- Developer: Sports Interactive
- Publisher: Sega
- Series: Football Manager
- Platforms: Microsoft Windows, macOS, Linux
- Release: WW: 4 November 2016;
- Genre: Sports management
- Modes: Single player, multiplayer

= Football Manager 2017 =

2016 association football management simulation video game

Football Manager 2017 is a football management simulation video game and the fourteenth instalment in the Football Manager series developed by Sports Interactive and published by Sega. It was released on Microsoft Windows, macOS, and Linux on 4 November 2016.

== Gameplay ==

Football Manager 2017 features similar gameplay to that of the Football Manager series. Gameplay consists of taking charge of a professional football team (the game also includes semi-professional, amateur, and international teams) as the team manager. Players can sign football players to contracts, manage finances for the club, and give team talks to players. The Football Manager series is a simulation of real world management, with the player being judged on various factors by the club's AI owners and board.

== Development ==
After the United Kingdom voted to leave the European Union (EU) on 23 June 2016, Football Manager 2017 featured a form of Brexit, with three possible scenarios: "business as usual" with no additional work visas needed; current players would be grandfathered but new players would need work visas; or a "hard Brexit" in-game scenario, which has Scotland voting for independence in a second referendum and remaining in the EU, whilst EU players would require working visas to play in any English, Welsh, or Northern Irish teams. Football Manager 2017 also featured a new social media view, which would show a Twitter-themed view of fans and players thoughts that would change after events that transpired in game. A new face scanning option allowed the player's in-game avatar to be customised to show a 3D view of the player's real life face by use of a webcam, or brought from a picture.

== Reception ==

On the review aggregator Metacritic, Football Manager 2017 received a score of 80 out of 100, based on 47 critics, indicating "generally favorable reviews". GameSpot gave the game a 7/10, applauding the player development and smart transfers, and also saying "Football Manager 2017 is easy to recommend to the budding manager" but not enjoying the tactics interface. PC Gamer gave the game a score of 85/100, saying the game is a significant step up from previous versions.

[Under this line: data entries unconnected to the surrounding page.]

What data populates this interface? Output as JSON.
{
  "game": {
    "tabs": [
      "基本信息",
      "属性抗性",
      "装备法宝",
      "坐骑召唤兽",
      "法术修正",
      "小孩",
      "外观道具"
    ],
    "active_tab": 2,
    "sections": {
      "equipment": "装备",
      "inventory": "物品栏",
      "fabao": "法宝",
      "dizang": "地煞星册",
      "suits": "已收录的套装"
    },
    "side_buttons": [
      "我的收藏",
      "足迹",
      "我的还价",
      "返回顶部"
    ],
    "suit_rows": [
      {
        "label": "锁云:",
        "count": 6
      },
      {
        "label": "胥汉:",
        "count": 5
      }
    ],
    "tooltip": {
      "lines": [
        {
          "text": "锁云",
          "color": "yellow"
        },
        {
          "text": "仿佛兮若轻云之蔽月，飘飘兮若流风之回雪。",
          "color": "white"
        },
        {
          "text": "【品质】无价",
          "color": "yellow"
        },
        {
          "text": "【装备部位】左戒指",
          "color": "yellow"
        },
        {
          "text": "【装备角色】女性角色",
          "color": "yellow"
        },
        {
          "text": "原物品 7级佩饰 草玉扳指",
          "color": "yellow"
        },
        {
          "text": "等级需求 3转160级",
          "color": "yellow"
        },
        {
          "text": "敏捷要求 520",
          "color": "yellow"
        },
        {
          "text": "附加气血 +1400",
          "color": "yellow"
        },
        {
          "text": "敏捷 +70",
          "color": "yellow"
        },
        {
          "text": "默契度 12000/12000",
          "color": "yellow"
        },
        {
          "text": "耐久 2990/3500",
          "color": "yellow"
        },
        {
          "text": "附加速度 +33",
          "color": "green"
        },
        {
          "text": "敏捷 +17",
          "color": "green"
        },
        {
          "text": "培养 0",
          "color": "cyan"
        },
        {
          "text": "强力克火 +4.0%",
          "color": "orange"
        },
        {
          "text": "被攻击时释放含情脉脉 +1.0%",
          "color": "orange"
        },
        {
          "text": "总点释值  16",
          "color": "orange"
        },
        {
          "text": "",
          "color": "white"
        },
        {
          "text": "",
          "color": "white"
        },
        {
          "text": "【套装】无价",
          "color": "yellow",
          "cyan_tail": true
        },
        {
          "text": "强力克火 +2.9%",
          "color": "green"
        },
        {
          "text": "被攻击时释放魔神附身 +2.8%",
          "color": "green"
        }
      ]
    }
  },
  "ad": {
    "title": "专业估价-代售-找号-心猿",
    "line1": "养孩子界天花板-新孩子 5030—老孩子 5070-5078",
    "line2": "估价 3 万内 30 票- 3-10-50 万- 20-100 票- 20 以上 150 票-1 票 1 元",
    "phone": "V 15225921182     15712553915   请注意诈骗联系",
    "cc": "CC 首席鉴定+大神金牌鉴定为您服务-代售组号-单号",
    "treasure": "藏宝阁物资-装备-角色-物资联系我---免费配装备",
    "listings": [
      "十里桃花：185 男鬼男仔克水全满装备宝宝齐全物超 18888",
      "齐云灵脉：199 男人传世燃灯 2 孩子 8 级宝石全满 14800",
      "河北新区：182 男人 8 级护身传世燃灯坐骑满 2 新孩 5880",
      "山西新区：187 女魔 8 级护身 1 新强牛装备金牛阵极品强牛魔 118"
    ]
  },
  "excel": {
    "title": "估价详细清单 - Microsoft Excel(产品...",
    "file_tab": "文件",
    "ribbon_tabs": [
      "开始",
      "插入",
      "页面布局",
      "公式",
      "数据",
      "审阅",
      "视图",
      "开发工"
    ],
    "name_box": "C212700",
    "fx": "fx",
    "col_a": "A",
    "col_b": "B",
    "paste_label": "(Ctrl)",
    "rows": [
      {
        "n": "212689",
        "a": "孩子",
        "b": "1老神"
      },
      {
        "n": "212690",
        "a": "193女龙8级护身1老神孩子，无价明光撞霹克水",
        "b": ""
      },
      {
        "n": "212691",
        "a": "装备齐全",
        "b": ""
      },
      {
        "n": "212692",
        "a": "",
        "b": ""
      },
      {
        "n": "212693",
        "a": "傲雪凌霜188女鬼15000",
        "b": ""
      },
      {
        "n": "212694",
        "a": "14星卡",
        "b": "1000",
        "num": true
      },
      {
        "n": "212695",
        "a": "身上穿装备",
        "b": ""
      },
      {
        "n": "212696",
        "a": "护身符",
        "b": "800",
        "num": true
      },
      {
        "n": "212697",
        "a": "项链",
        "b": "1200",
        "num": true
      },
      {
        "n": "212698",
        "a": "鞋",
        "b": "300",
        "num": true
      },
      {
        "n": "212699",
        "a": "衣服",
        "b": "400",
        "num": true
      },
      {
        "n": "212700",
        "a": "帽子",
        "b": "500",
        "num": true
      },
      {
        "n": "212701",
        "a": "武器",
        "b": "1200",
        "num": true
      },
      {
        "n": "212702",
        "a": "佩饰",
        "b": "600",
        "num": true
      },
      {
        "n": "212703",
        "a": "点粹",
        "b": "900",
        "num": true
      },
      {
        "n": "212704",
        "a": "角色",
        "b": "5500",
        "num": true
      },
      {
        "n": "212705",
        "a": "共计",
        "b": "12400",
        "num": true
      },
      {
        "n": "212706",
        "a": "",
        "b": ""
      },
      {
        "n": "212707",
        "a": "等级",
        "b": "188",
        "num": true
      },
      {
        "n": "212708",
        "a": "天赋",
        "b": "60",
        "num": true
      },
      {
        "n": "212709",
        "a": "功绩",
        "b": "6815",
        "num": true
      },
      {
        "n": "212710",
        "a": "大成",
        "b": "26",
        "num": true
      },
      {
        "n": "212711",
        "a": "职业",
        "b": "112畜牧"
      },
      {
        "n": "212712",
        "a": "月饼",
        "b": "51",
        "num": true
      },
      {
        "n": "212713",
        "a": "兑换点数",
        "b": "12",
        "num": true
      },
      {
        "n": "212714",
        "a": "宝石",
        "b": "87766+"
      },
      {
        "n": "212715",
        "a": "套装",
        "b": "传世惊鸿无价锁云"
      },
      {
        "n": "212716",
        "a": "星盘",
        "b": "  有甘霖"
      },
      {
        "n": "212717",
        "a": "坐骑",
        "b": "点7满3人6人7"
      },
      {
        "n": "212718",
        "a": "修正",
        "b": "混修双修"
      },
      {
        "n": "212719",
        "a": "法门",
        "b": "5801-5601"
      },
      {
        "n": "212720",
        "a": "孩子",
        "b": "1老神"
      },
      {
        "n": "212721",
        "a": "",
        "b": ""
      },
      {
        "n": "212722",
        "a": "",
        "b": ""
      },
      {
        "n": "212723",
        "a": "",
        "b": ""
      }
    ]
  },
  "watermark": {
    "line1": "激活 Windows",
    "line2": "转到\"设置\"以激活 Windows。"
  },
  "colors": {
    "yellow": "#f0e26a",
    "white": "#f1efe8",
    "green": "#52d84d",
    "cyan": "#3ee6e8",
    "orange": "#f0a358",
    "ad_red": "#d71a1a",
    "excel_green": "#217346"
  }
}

Trusted Reviews gave the game 4.5 stars saying that "FM17 is a very definite leap forward."

George Osborn of The Guardian was less positive about the game, particularly citing previous releases in the series and the lack of a substantial increase over previous instalments. Osborn wrote: "Over the past four years, Football Manager editions have shaken up the way players create tactics, introduce in game manager stats or provide new game modes to play. FM 2017 offers none of that." Osborn was also highly critical of the game's purely cosmetic addition of a face scanner and inclusion of social media, calling it "utterly inconsequential". User reviews of the game on the Steam service show a "Mostly Negative" view, the result of a backlash from Chinese users protesting at the lack of an official translation in their language.

Aggregate score
| Aggregator | Score |
|---|---|
| Metacritic | PC: 80/100 |

Review scores
| Publication | Score |
|---|---|
| Eurogamer | Recommended |
| GameSpot | 7/10 |
| PC Gamer (US) | 85/100 |
| Trusted Reviews | 4.5/5 |
| The Guardian | 3/5 |
| TouchArcade | (Touch) iOS: 4/5 |

== Sales ==
On 21 August 2017, PC Games Insider published that Football Manager 2017 had sold its one-millionth copy. This was the fifth time in succession that the Football Manager game had sold one million copies or more. Miles Jackobson of Sports Interactive also stated that Football Manager 2017 had sold one million copies, and the series had "5(th) game(s) in a row".